Из молодого, красивого, смелого,

Стал я угрюмым, больным и седым, —

всхлипнул, перекосилось уродливо лицо. Вытащил грязный платок, уткнулся в него. Женщины не утешали, сидели молча.

«Ни к черту нервы у него не годятся, — уцепилась за спасительное трезвое Полина, — ни к черту», а старшая зло Надежде:

— Я ж говорила, что много три бутылки, много, а ты: семеро, семеро нас…

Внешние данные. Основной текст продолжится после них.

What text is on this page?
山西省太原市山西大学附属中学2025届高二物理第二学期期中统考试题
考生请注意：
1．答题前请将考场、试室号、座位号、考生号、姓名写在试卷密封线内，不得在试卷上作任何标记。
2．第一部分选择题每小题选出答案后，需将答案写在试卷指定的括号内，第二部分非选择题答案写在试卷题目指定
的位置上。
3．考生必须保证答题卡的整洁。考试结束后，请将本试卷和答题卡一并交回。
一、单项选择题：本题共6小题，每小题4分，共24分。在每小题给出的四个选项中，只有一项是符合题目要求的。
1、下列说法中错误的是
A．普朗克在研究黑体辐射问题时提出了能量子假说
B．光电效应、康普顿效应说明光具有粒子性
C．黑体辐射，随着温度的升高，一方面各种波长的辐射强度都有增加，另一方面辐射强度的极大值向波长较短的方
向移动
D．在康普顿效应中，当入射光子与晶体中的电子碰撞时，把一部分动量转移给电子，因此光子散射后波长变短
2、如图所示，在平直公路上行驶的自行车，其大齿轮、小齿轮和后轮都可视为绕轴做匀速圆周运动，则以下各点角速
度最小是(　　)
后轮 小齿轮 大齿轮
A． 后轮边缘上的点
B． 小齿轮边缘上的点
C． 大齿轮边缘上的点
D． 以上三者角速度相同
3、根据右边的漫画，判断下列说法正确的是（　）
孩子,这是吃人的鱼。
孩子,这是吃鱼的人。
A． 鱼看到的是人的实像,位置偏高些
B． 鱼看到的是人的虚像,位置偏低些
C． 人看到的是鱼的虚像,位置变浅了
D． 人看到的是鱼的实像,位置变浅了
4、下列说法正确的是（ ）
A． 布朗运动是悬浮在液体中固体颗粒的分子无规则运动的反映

…В комнате на полу лежала бумажка, подсунутая под дверь. Срочная телефонограмма. Полина прочитала сразу, одним взглядом, но смысла не поняла. Слова были из другой жизни: «Поставки… заключение контракта… Машиноэкспорт…» Села на кровать, перед глазами стояла залитая лунным светом березовая поляна, голубой снег, черные ломаные тени деревьев. Шла впереди, Василий следом, шла не очень уверенно, тени рябили, почему-то боялась ступать на них. Когда поравнялись на дороге, пошли рядом, сказала давно задуманное:

— Неправильно ты все решил, Василий Иванович, неправильно.

Он понял, даже удивительно, до чего верно понял.

— Мне с животными легче, Викторовна, понятнее.

— Вот я и говорю, что неправильно. Не возле коней спасения искать надо, а возле людей.

— Говоришь «возле», а как возле, когда я от них далеко ушел. Так далеко, что не вернуться уже. Другие вернулись, забыли, что видели, а я не могу.

Полина спросила глупое:

— Ты про войну, что ли?

— А ты про что? — буркнул раздраженно.

Он уже справился с тем, что нахлынуло в курене. Шел, засунув руки в карманы ватника, шаркая сапогами. Смешно они, наверное, выглядели сейчас рядом: неказистый мужичонка и дама в ладной дубленке, в узких брюках, заправленных в нерповые серебристо блестящие полусапожки.

— Так что ж делать? — спросила у крыльца коттеджа. Шмыгнул носом, пожал плечами, смотрел вбок.

— Что дальше делать будешь, Василий Иванович?

— Жить.

— Но ведь ты немолод и нездоров, может, жениться тебе?

— Не…

— Почему «не»? Будет за тобой ухаживать, присматривать, а так одиночество тебя съест, пить начнешь.

— Не начну. Я на винзаводе выстоял, говорил же. И в ухаживании не нуждаюсь, не в этом счастье.

— А в чем?

— Знаешь, — вдруг загорелся, и Полина огорчилась: «Неужели сейчас очередная бредовая идея вроде лосей или фигаре разных?», — знаешь, мне б таких как я найти, ушибленных, и чтоб я им помогать мог. Есть же такие где-нибудь?

— Наверное, есть еще. Я одного человека знала. Давно. Он врачом уехал в Дом инвалидов.